MAAW Law Principal Trade Advocate Mark Warner said that the Canada can simply dispute with the law through Parliament if it decides that he needs to give concessions, for example, preserve the auto industry.
“The argument for me that the Canadian government sits with another country, especially the United States, and says that we cannot negotiate this because Parliament has passed a bill – I have to tell you, I have never met an American business officer or lawyer, who will take it seriously,” said Warner.
“My understanding about this is that it will only run through Parliament, until you think other opposition parties will bring the government down on it.”
While the supply management has long been a goal for American business negotiators, the idea of ​​killing it has been a non-starter in Canadian politics for a least longer.
Warner said that any attempt to overcome it would move forward to fill a federal void with rapid litigation, charter challenges and provinces.
“The actual cost of that kind of thing is political, so if you try to take it away, people are shouting and they are blocking the highways and they are telling you the name and blocking anything through the block parliament – you pay a cost in this way,” he said.

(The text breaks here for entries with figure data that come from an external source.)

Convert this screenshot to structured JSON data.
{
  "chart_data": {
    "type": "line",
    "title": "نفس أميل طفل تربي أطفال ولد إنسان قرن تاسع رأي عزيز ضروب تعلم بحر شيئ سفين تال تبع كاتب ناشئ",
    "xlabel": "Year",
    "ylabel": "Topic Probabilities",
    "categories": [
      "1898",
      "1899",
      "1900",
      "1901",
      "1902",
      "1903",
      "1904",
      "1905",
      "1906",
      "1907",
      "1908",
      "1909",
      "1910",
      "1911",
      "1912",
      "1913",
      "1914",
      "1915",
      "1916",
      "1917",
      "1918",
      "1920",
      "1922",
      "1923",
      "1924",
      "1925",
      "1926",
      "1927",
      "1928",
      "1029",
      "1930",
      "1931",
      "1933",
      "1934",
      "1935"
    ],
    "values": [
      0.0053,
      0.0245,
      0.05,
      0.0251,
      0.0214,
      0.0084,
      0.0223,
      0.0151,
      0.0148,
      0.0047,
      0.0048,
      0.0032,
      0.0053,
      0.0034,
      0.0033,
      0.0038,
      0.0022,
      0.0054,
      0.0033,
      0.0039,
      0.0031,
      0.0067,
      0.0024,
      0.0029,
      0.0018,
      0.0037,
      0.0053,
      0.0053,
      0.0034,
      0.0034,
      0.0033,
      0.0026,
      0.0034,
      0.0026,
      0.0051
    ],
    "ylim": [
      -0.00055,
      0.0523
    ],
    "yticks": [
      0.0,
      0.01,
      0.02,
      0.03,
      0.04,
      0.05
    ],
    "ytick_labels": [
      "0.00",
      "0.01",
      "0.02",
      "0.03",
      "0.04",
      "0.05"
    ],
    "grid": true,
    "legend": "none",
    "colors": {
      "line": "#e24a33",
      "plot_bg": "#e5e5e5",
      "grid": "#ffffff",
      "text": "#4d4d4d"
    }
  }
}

But a compromise on supply management may not be a far -fetched penny.
“The system will not be destroyed. I don’t think it is happening anywhere in the coming years and even decades,” Palerin said. “But I think there are changes that can be made, especially through business agreements, including forward quota. Even more decrease in tariffs for outside quota zodiac signs and also who can actually bring into the product.”

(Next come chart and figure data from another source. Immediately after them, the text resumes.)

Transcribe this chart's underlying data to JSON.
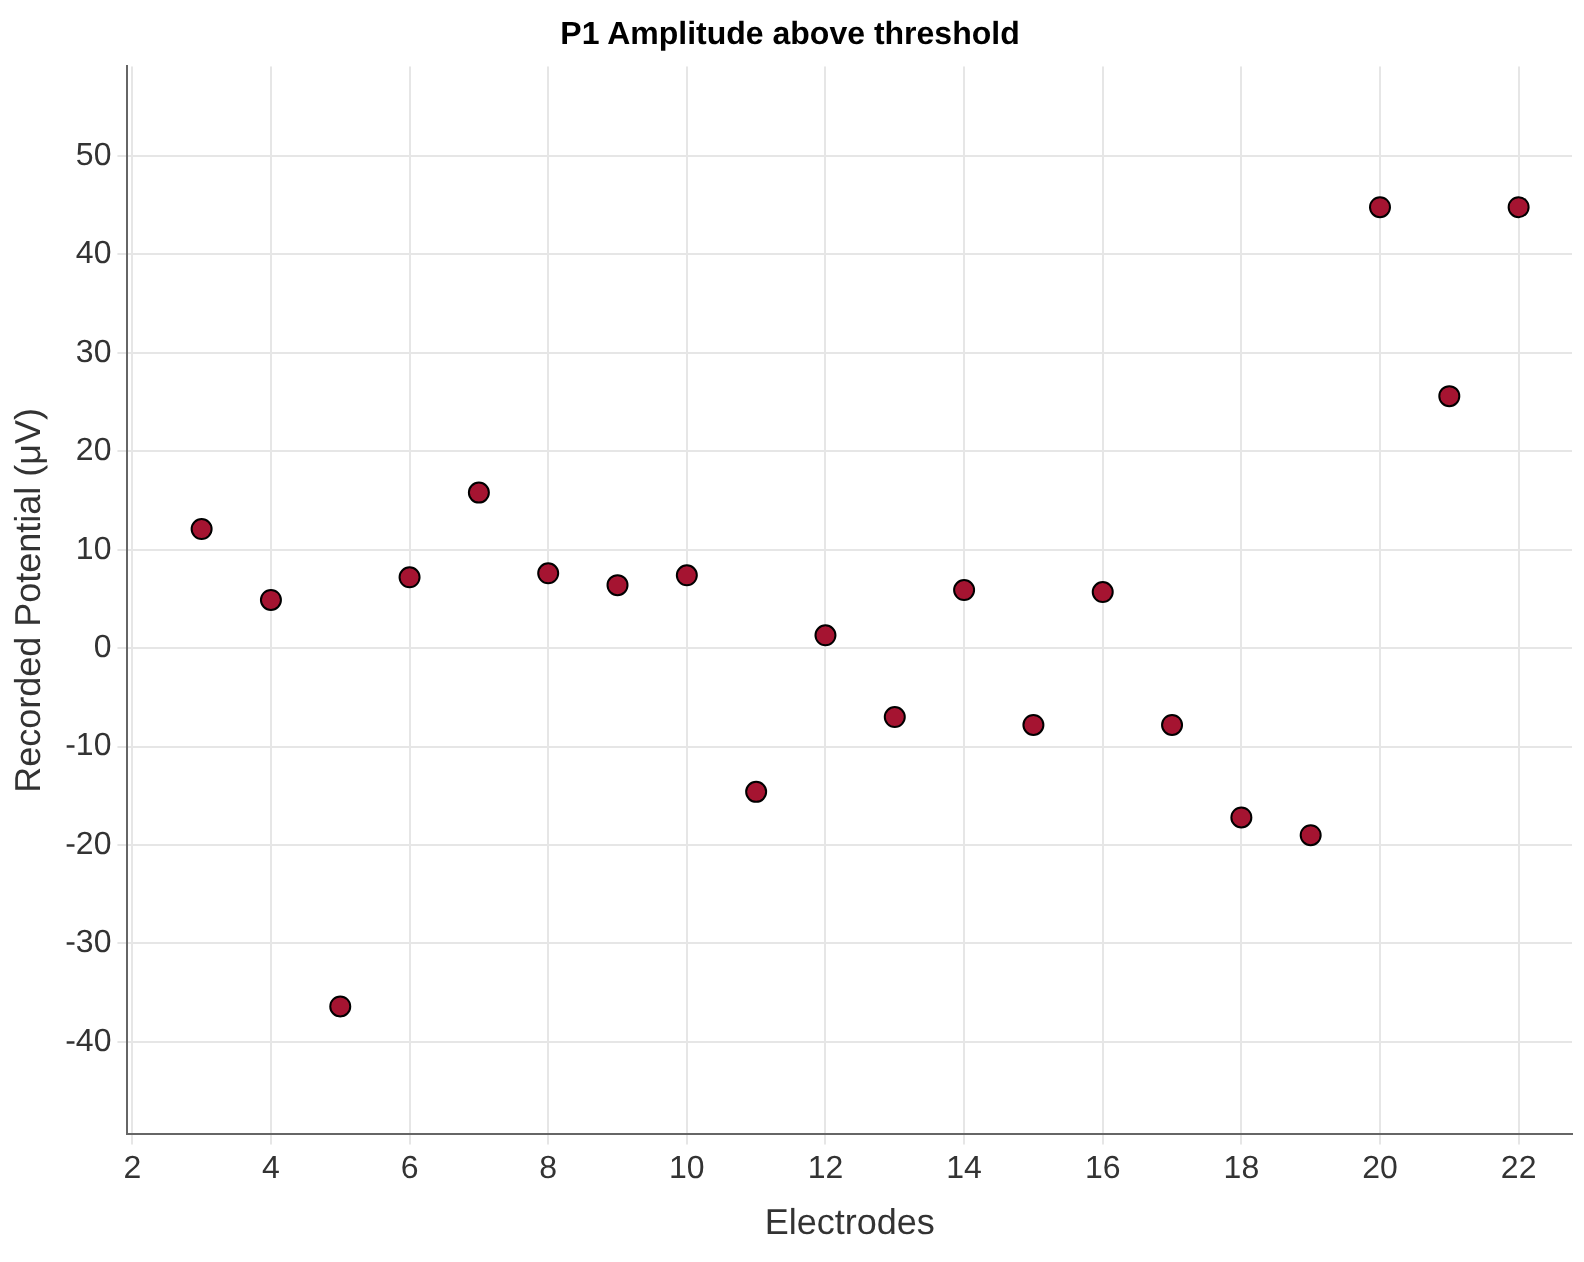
{
  "chart_data": {
    "type": "scatter",
    "title": "P1 Amplitude above threshold",
    "xlabel": "Electrodes",
    "ylabel": "Recorded Potential (μV)",
    "x": [
      3,
      4,
      5,
      6,
      7,
      8,
      9,
      10,
      11,
      12,
      13,
      14,
      15,
      16,
      17,
      18,
      19,
      20,
      21,
      22
    ],
    "series": [
      {
        "color": "#a51431",
        "values": [
          12.1,
          4.9,
          -36.4,
          7.2,
          15.8,
          7.6,
          6.4,
          7.4,
          -14.6,
          1.3,
          -7.0,
          5.9,
          -7.8,
          5.7,
          -7.8,
          -17.2,
          -19.0,
          44.8,
          25.6,
          44.8
        ]
      }
    ],
    "xlim": [
      1.93,
      22.77
    ],
    "xticks": [
      2,
      4,
      6,
      8,
      10,
      12,
      14,
      16,
      18,
      20,
      22
    ],
    "ylim": [
      -49.4,
      59.1
    ],
    "yticks": [
      -40,
      -30,
      -20,
      -10,
      0,
      10,
      20,
      30,
      40,
      50
    ],
    "grid": true,
    "marker": "circle",
    "legend": false
  }
}
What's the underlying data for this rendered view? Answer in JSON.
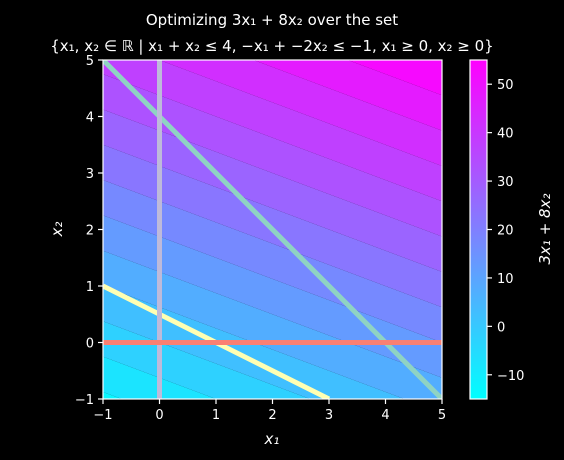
{
  "chart_data": {
    "type": "contour",
    "title_line1": "Optimizing 3x₁ + 8x₂ over the set",
    "title_line2": "{x₁, x₂ ∈ ℝ | x₁ + x₂ ≤ 4, −x₁ + −2x₂ ≤ −1, x₁ ≥ 0, x₂ ≥ 0}",
    "xlabel": "x₁",
    "ylabel": "x₂",
    "colorbar_label": "3x₁ + 8x₂",
    "objective": {
      "a": 3,
      "b": 8
    },
    "xlim": [
      -1,
      5
    ],
    "ylim": [
      -1,
      5
    ],
    "xticks": [
      -1,
      0,
      1,
      2,
      3,
      4,
      5
    ],
    "yticks": [
      -1,
      0,
      1,
      2,
      3,
      4,
      5
    ],
    "colorbar_ticks": [
      -10,
      0,
      10,
      20,
      30,
      40,
      50
    ],
    "colorbar_range": [
      -15,
      55
    ],
    "contour_levels": [
      -15,
      -10,
      -5,
      0,
      5,
      10,
      15,
      20,
      25,
      30,
      35,
      40,
      45,
      50,
      55
    ],
    "colormap": "cool",
    "colormap_endpoints": [
      "#00ffff",
      "#ff00ff"
    ],
    "constraint_lines": [
      {
        "constraint": "x₁ + x₂ ≤ 4",
        "points": [
          [
            -1,
            5
          ],
          [
            5,
            -1
          ]
        ],
        "color": "#8fd3c3"
      },
      {
        "constraint": "−x₁ + −2x₂ ≤ −1",
        "points": [
          [
            -1,
            1
          ],
          [
            3,
            -1
          ]
        ],
        "color": "#ffffb3"
      },
      {
        "constraint": "x₁ ≥ 0",
        "points": [
          [
            0,
            -1
          ],
          [
            0,
            5
          ]
        ],
        "color": "#bebada"
      },
      {
        "constraint": "x₂ ≥ 0",
        "points": [
          [
            -1,
            0
          ],
          [
            5,
            0
          ]
        ],
        "color": "#fa8072"
      }
    ]
  }
}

The United States trade representative raised specific concerns about supply management in the spring, cited the quota rules established under the Kusma Trade Treaty, which are not being applied as the US’s expected and ongoing disappointment with the pricing of certain types of milk products.
Former Canadian diplomatic Lewis Bliss said that if Canada had to honor Kusma’s “spirit”, as Americans understand it, the problem can actually solve itself.
“We come to the conclusion whether it is disintegration or nothing, but is actually a middle ground,” he said.